I am not certain, but I believe that the modifier for approval rates which are not in that list may be found by linear interpolation between the two approval points bracketing the approval rate that you have. I.e., if I have an approval of A and it is bracketed by approval M and N with production modifiers of X and Y respectively, then the production modifier P that I expect to see is

P(A) = ((A - N) * (X - Y) / (M - N)) + Y

If A = 46%, then

P(A = 0.46) = ((0.46 - 0.4) * (0.05 - 0) / (0.6 - 0.4)) + 0 = 0.015

or +1.5%. If A = 97%, then

P(A = 0.97) = ((0.97 - 0.95) * (0.25 - 0.2) / (1 - 0.95)) + 0.2 = 0.22

or +22%.

If the points in between the defined points are not found by linear interpolation, then it's a curve fit that comes very close to matching linear interpolation. Be advised that it appears to me that the game does not use the rounded approval value displayed in the planet window but rather the (morale) / (population) value for this computation; this can sometimes make enough of a difference to show up in a tenths-place error, maybe something larger if you have very high base production levels (for example, a high-population planet). Also remember that this modifier stacks additively with other percentile production bonuses (the Interstellar Governance line which provides 10%, 20%, 30%, and 40% bonuses from four techs, which stack for a total of +100% if you have all of them; Economic Rings, which give 10% each and in theory can be stacked up to 12 times for a total of +120%, though you're unlikely to have that kind of perfect starbase placement around most worlds; Thalan Hive level bonuses at +5% per level, theoretically allowing +50% or so from levels under fairly ideal conditions; and Death Furnaces for 50% from the base improvement and a further 10% per level for up to around +150% under fairly ideal conditions).

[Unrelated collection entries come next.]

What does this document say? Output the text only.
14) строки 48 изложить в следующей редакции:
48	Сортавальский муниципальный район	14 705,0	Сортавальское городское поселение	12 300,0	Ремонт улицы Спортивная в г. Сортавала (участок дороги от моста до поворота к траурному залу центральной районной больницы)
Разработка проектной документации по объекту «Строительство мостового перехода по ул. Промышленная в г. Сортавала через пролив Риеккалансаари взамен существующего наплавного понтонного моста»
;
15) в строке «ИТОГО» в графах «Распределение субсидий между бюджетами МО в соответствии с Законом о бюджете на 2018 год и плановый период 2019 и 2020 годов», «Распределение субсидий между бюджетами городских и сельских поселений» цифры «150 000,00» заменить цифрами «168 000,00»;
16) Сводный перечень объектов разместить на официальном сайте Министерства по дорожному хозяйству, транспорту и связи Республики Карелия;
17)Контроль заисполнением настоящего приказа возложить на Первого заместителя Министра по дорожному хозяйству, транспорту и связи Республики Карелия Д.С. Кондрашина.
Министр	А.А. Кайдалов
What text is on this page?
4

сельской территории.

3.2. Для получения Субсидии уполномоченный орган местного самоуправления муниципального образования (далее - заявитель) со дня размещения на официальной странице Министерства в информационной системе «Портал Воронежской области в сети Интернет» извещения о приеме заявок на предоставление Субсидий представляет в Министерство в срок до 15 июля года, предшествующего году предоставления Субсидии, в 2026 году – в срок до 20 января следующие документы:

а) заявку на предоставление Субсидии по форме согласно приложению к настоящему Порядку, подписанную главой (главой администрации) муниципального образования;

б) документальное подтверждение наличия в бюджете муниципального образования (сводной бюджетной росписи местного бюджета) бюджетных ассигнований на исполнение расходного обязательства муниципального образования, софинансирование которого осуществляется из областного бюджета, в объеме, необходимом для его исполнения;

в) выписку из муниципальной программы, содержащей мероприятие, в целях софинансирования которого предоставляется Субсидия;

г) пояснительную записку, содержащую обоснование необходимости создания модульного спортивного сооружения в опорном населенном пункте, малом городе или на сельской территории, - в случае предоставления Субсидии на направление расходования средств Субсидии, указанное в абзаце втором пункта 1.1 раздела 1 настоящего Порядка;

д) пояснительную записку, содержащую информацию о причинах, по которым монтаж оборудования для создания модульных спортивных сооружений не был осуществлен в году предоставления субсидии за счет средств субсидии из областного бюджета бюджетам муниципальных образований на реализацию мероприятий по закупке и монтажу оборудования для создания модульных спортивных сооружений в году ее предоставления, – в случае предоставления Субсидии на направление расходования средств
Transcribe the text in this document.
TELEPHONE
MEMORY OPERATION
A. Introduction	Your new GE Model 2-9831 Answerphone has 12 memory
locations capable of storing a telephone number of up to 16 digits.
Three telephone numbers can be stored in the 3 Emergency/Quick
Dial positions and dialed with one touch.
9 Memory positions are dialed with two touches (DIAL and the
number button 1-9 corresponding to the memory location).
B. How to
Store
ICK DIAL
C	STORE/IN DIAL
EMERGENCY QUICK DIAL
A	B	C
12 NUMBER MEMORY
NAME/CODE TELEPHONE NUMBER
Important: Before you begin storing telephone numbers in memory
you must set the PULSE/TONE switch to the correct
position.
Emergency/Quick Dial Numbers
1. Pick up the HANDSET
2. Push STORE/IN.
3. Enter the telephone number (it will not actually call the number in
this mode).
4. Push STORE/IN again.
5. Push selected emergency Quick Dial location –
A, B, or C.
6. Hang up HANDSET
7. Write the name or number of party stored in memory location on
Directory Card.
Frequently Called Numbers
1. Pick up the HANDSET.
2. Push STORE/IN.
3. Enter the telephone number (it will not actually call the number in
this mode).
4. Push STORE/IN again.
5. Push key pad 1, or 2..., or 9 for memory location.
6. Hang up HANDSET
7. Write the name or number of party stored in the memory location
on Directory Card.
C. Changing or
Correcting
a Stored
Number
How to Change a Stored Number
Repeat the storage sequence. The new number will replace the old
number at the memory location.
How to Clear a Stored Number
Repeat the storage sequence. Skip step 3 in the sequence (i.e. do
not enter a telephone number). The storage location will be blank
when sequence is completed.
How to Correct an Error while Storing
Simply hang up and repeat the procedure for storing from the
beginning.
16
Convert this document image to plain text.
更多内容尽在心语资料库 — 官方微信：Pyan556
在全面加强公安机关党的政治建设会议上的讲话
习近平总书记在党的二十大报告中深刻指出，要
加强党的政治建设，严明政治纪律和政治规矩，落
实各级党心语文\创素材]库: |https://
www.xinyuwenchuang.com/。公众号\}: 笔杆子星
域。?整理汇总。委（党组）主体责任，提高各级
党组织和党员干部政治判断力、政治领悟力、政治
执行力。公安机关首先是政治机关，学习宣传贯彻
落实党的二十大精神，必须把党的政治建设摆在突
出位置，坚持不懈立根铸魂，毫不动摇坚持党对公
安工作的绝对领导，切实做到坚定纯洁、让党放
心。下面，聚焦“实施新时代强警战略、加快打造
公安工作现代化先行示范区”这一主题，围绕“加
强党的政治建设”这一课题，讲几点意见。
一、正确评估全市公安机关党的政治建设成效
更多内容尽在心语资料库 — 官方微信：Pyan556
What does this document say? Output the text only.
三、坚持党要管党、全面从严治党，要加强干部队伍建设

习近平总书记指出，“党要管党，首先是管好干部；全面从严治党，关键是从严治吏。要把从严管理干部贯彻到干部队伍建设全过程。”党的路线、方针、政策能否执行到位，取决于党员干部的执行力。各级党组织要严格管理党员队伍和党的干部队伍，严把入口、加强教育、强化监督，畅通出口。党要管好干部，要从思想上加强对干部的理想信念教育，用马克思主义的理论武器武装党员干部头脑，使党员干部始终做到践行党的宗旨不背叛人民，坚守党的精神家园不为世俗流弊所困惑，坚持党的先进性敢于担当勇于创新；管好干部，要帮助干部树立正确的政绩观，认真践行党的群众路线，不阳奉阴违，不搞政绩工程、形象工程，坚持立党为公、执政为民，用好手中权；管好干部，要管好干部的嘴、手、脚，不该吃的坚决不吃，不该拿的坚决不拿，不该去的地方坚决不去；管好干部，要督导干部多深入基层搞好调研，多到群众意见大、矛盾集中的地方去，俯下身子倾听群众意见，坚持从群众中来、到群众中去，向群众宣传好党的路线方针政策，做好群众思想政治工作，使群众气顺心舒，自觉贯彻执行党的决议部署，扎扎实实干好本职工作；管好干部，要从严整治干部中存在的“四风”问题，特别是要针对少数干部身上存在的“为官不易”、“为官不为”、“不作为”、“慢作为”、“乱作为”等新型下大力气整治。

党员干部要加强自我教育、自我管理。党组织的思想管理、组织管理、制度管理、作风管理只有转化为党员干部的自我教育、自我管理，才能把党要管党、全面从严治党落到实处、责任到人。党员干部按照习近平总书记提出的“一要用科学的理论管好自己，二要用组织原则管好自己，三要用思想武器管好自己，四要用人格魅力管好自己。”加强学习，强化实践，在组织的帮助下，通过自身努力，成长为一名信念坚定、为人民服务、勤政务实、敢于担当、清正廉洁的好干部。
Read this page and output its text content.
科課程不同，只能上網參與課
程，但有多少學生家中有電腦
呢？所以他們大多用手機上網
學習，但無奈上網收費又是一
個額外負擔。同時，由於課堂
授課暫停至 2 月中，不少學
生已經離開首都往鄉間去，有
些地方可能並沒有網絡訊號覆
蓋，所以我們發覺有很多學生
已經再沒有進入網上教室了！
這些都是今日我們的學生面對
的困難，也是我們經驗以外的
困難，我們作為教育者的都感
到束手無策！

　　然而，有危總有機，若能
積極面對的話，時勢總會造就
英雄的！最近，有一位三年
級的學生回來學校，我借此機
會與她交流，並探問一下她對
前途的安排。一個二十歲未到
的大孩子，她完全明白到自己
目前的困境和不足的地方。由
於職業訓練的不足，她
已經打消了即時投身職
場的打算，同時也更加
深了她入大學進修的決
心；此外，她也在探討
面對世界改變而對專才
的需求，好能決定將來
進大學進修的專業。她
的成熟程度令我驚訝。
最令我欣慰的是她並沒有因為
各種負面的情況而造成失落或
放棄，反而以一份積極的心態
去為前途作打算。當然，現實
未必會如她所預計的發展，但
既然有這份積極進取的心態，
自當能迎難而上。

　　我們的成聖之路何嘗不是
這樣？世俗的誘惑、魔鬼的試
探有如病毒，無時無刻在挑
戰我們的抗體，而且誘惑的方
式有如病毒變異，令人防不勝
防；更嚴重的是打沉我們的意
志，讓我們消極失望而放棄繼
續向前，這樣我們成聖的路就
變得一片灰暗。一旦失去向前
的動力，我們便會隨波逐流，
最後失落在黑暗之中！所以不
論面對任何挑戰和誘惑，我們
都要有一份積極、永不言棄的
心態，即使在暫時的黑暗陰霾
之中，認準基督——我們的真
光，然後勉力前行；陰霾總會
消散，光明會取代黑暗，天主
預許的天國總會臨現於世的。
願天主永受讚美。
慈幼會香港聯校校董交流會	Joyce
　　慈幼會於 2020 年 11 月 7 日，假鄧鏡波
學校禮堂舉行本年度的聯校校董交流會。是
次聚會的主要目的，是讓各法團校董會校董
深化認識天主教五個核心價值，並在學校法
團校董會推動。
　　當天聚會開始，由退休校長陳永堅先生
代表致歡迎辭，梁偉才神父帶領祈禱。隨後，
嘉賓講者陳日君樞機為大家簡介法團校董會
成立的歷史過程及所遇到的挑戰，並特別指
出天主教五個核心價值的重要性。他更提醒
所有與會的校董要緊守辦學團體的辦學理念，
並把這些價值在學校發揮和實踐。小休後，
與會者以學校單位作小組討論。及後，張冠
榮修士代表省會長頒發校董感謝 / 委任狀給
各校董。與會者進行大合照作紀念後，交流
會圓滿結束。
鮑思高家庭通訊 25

Quoting Goatmeal, reply 14

That would explain the random 0.5 I can't account for actually. A brand new start with 50% approval and 10 pop yields 20.5 total. Is this from shifted morale bonus points?
End of Goatmeal's quote

I believe so; 50% approval should, to my understanding, result in a 2.5% bonus to production. 20 * 1.025 = 20.5, which is what you're seeing.

Reply #16 Top

Thank you very much.  That was very informative and exactly what we needed to finish the puzzle!

Reply #18 Top

Well done on the video, but you REALLY should do it on v1.1, as the improved tooltips show raw production (aka total manufacturing), and it will be much easier to explain, because the answers themselves are in the tooltips.

Reply #19 Top

Quoting dansiegel30, reply 18

Well done on the video, but you REALLY should do it on v1.1, as the improved tooltips show raw production (aka total manufacturing), and it will be much easier to explain, because the answers themselves are in the tooltips.
End of dansiegel30's quote

 

Ah really? Didn't realize that at all, thanks for the info.

Once I get my grubby little hands on 1.1 I might redo this vid then, thanks!